I'm in a little amateur philosophy group, and I led the discussion the other day on libertarianism. I introduced it via a philosophical paper by Jonathon Wolff, which was a critique of Nozick's famous Anarchy, State and Utopia. Not having read more than a few pages of Nozick's book (and that was near twenty years ago) I can't be sure that Wolff has represented it correctly, but it seems that Nozick, in arguing for the minimal state, relied heavily on rights - in particular, the negative right of an individual not to be interfered with or coerced.

Unfortunately Nozick provides little if any grounding for these claimed rights. Why do we have a right not to be interfered with or coerced? Where do such rights spring from? Rights are an invention, and quite a useful one in my view, but I also feel they need to be employed in a limited and careful way. To assert a particular right and then to use it as the basis for a political philosophy that, if followed, would turn our political situation into something radically different from what we currently experience, really does beg a particular question.

Another problem for Nozick's libertarianism, one barely mentioned by Wolff, is his treatment of the individual as the 'unit of liberty'. It's a political philosophy that valorises both liberty and the individual, as if to put both beyond criticism. At least on Wolff's account it's a highly rational argument that flows from the primacy of these two elements. Wolff also points out that Nozick is more a hyper-liberal than the free-market capitalist that so many libertarians turn out to be. This is where the utopian emerges, for Nozick imagines that his libertarianism minimal state doesn't necessarily entail capitalism, though it's of course compatible with it. In fact he envisages the formation of sub-states of freely associating like-minded people, elective affines if you will, pursuing their own interests without having to subsidise other groups. But this, Wolff argues, is economically naive. After all, Nozick's libertarianism is based on ownership, even self-ownership, which is the something that cannot or should not be interfered with. The individual must be free to give of oneself and also to accumulate for oneself, presumably by virtue of what is already owned. Ownership, free possession of goods, whether material or immaterial, is at the centre of this political philosophy, so capitalism seems pretty well unavoidable, and with the libertarian free flow of individuals between these like-minded sub-groups, you'll generally get the most successful and ambitious wanting to leave the most restrictive and financially unambitious (or unsuccessful, depending on how you look at them) groups. The gap between rich and poor groups would grow wider (many groups would become unviable and would dissolve) and you would be left, according to Wolff, with something like nineteenth century capitalism, with poorer groupings and individuals being forced to rely on the haphazard benevolence of the rich, in the absence of a welfare state or any kind of redistributive taxation system. A road to hell, or at least pointing that way, paved with Nozick's good intentions.

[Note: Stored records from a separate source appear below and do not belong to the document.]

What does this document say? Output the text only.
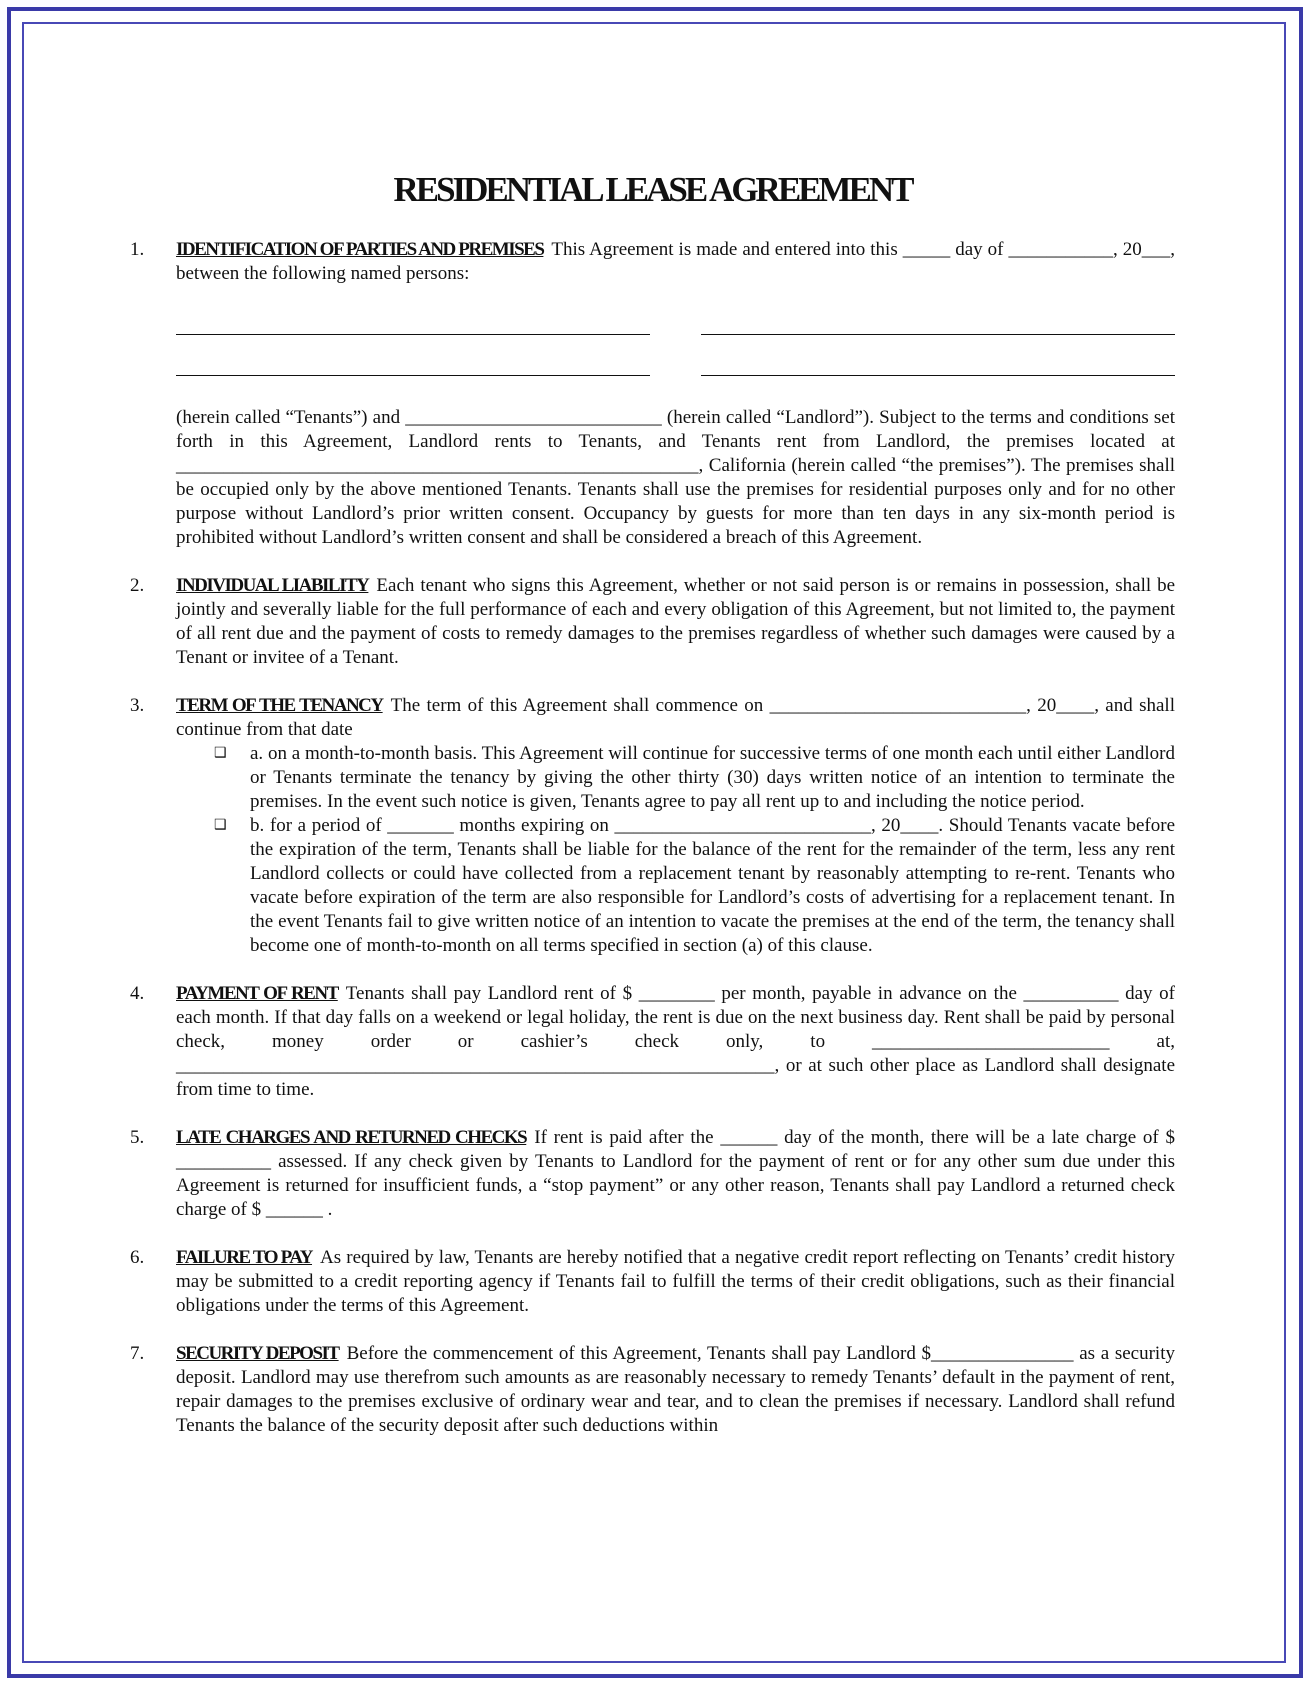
RESIDENTIAL LEASE AGREEMENT
1.	IDENTIFICATION OF PARTIES AND PREMISES This Agreement is made and entered into this _____ day of ___________, 20___, between the following named persons:

(herein called “Tenants”) and ___________________________ (herein called “Landlord”). Subject to the terms and conditions set forth in this Agreement, Landlord rents to Tenants, and Tenants rent from Landlord, the premises located at _______________________________________________________, California (herein called “the premises”). The premises shall be occupied only by the above mentioned Tenants. Tenants shall use the premises for residential purposes only and for no other purpose without Landlord’s prior written consent. Occupancy by guests for more than ten days in any six-month period is prohibited without Landlord’s written consent and shall be considered a breach of this Agreement.

2.	INDIVIDUAL LIABILITY Each tenant who signs this Agreement, whether or not said person is or remains in possession, shall be jointly and severally liable for the full performance of each and every obligation of this Agreement, but not limited to, the payment of all rent due and the payment of costs to remedy damages to the premises regardless of whether such damages were caused by a Tenant or invitee of a Tenant.

3.	TERM OF THE TENANCY The term of this Agreement shall commence on ___________________________, 20____, and shall continue from that date

❑	a. on a month-to-month basis. This Agreement will continue for successive terms of one month each until either Landlord or Tenants terminate the tenancy by giving the other thirty (30) days written notice of an intention to terminate the premises. In the event such notice is given, Tenants agree to pay all rent up to and including the notice period.
❑	b. for a period of _______ months expiring on ___________________________, 20____. Should Tenants vacate before the expiration of the term, Tenants shall be liable for the balance of the rent for the remainder of the term, less any rent Landlord collects or could have collected from a replacement tenant by reasonably attempting to re-rent. Tenants who vacate before expiration of the term are also responsible for Landlord’s costs of advertising for a replacement tenant. In the event Tenants fail to give written notice of an intention to vacate the premises at the end of the term, the tenancy shall become one of month-to-month on all terms specified in section (a) of this clause.
4.	PAYMENT OF RENT Tenants shall pay Landlord rent of $ ________ per month, payable in advance on the __________ day of each month. If that day falls on a weekend or legal holiday, the rent is due on the next business day. Rent shall be paid by personal check, money order or cashier’s check only, to _________________________ at, _______________________________________________________________, or at such other place as Landlord shall designate from time to time.

5.	LATE CHARGES AND RETURNED CHECKS If rent is paid after the ______ day of the month, there will be a late charge of $ __________ assessed. If any check given by Tenants to Landlord for the payment of rent or for any other sum due under this Agreement is returned for insufficient funds, a “stop payment” or any other reason, Tenants shall pay Landlord a returned check charge of $ ______ .

6.	FAILURE TO PAY As required by law, Tenants are hereby notified that a negative credit report reflecting on Tenants’ credit history may be submitted to a credit reporting agency if Tenants fail to fulfill the terms of their credit obligations, such as their financial obligations under the terms of this Agreement.

7.	SECURITY DEPOSIT Before the commencement of this Agreement, Tenants shall pay Landlord $_______________ as a security deposit. Landlord may use therefrom such amounts as are reasonably necessary to remedy Tenants’ default in the payment of rent, repair damages to the premises exclusive of ordinary wear and tear, and to clean the premises if necessary. Landlord shall refund Tenants the balance of the security deposit after such deductions within
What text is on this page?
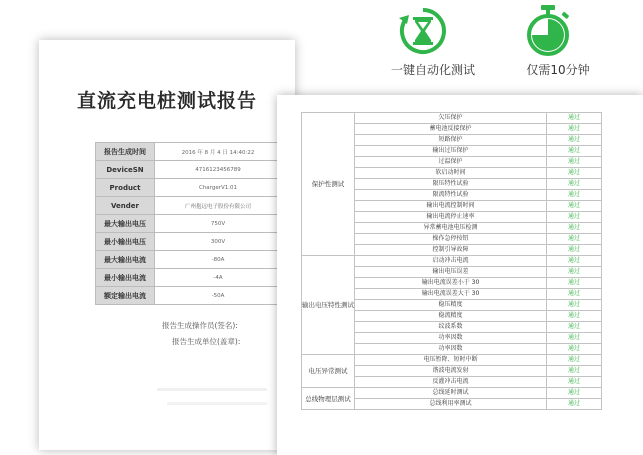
直流充电桩测试报告
报告生成时间	2016 年 8 月 4 日 14:40:22
DeviceSN	4716123456789
Product	ChargerV1.01
Vender	广州抱远电子股份有限公司
最大输出电压	750V
最小输出电压	300V
最大输出电流	-80A
最小输出电流	-4A
额定输出电流	-50A
报告生成操作员(签名):
报告生成单位(盖章):
一键自动化测试	仅需10分钟
保护性测试	欠压保护	通过
	蓄电池反接保护	通过
	短路保护	通过
	输出过压保护	通过
	过温保护	通过
	软启动时间	通过
	限压特性试验	通过
	限流特性试验	通过
	输出电流控制时间	通过
	输出电流停止速率	通过
	异常蓄电池电压检测	通过
	操作急停按钮	通过
	控制引导故障	通过
输出电压特性测试	启动冲击电流	通过
	输出电压误差	通过
	输出电流误差小于 30	通过
	输出电流误差大于 30	通过
	稳压精度	通过
	稳流精度	通过
	纹波系数	通过
	功率因数	通过
	功率因数	通过
电压异常测试	电压暂降、短时中断	通过
	谐波电流发射	通过
	反灌冲击电流	通过
总线物理层测试	总线延时测试	通过
	总线利用率测试	通过
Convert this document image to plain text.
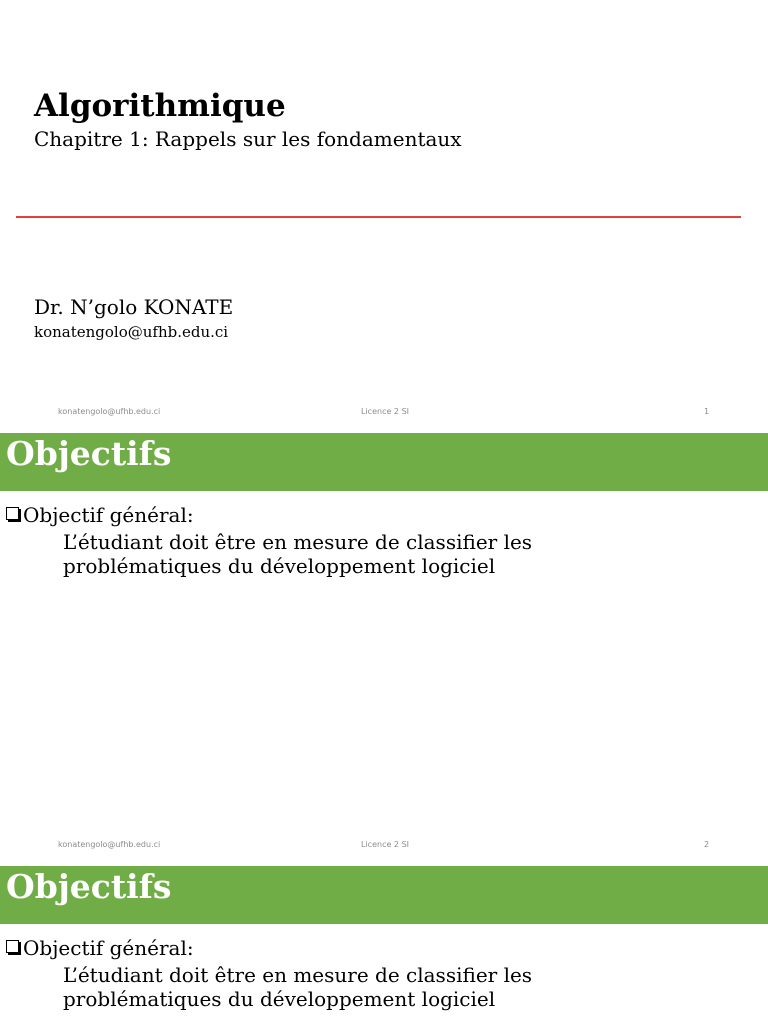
Algorithmique
Chapitre 1: Rappels sur les fondamentaux
Dr. N’golo KONATE
konatengolo@ufhb.edu.ci
konatengolo@ufhb.edu.ci	Licence 2 SI	1
Objectifs
Objectif général:
L’étudiant doit être en mesure de classifier les
problématiques du développement logiciel
konatengolo@ufhb.edu.ci	Licence 2 SI	2
Objectifs
Objectif général:
L’étudiant doit être en mesure de classifier les
problématiques du développement logiciel
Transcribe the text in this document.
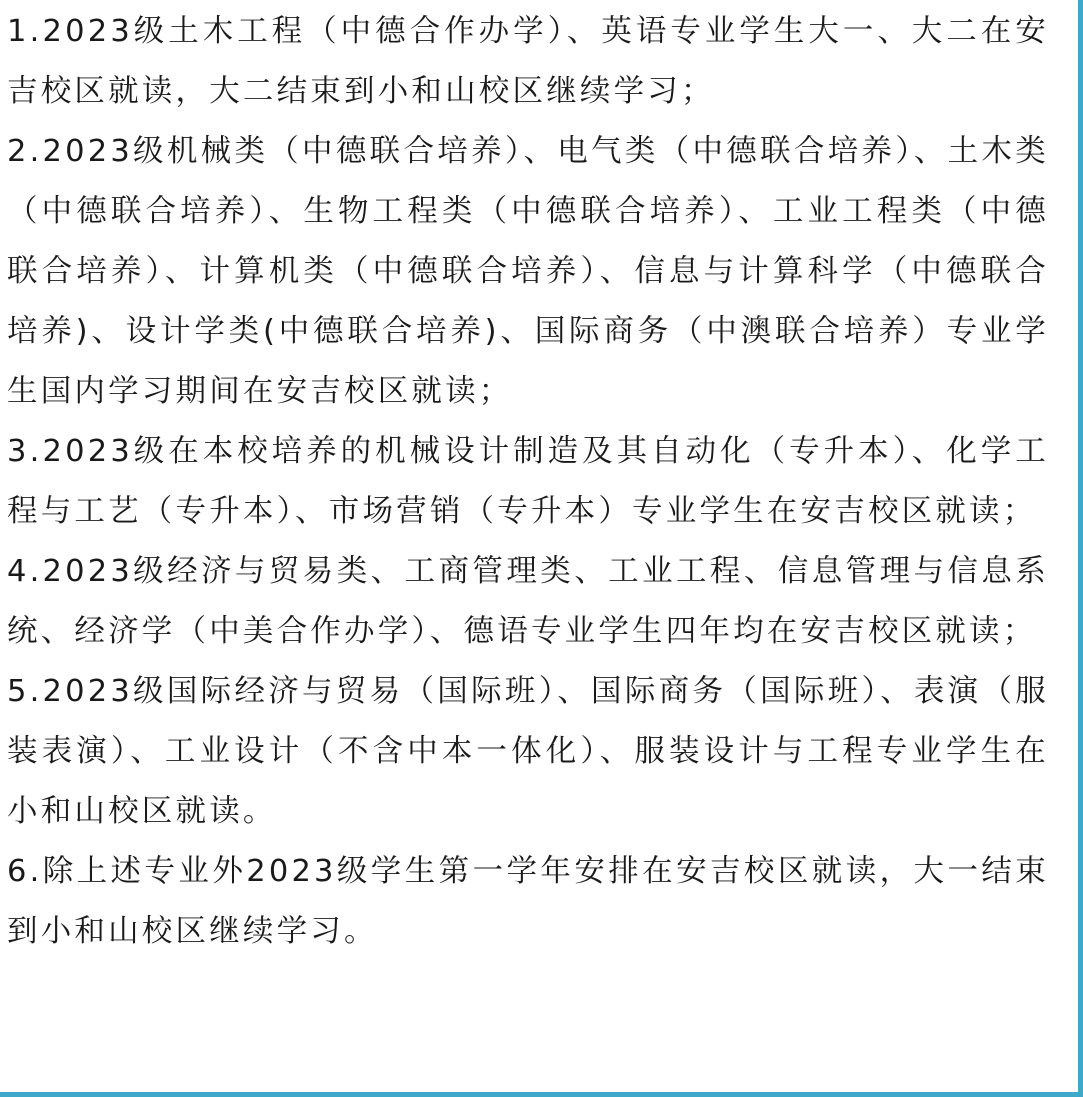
1.2023级土木工程（中德合作办学）、英语专业学生大一、大二在安吉校区就读，大二结束到小和山校区继续学习；

2.2023级机械类（中德联合培养）、电气类（中德联合培养）、土木类（中德联合培养）、生物工程类（中德联合培养）、工业工程类（中德联合培养）、计算机类（中德联合培养）、信息与计算科学（中德联合培养)、设计学类(中德联合培养)、国际商务（中澳联合培养）专业学生国内学习期间在安吉校区就读；

3.2023级在本校培养的机械设计制造及其自动化（专升本）、化学工程与工艺（专升本）、市场营销（专升本）专业学生在安吉校区就读；

4.2023级经济与贸易类、工商管理类、工业工程、信息管理与信息系统、经济学（中美合作办学）、德语专业学生四年均在安吉校区就读；

5.2023级国际经济与贸易（国际班）、国际商务（国际班）、表演（服装表演）、工业设计（不含中本一体化）、服装设计与工程专业学生在小和山校区就读。

6.除上述专业外2023级学生第一学年安排在安吉校区就读，大一结束到小和山校区继续学习。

On the face of it, a devastating critique, but I'm sure libertarians can come up with better than this. In any case, I'm more interested, really, in where the balance should be struck between individual freedom and social protection as provided by the state. Looking at welfare, for example, I recognise the problem of welfare dependence - for corporations as well as for individuals - and the problems of systemic disadvantage and systemic exploitation that a non-welfare-based system and a non-redistributive system would encourage. There seems no alternative but to steer a course that provides both encouragement and protection, a course that requires constant shifting of the wheel to avoid the pitfalls on either side.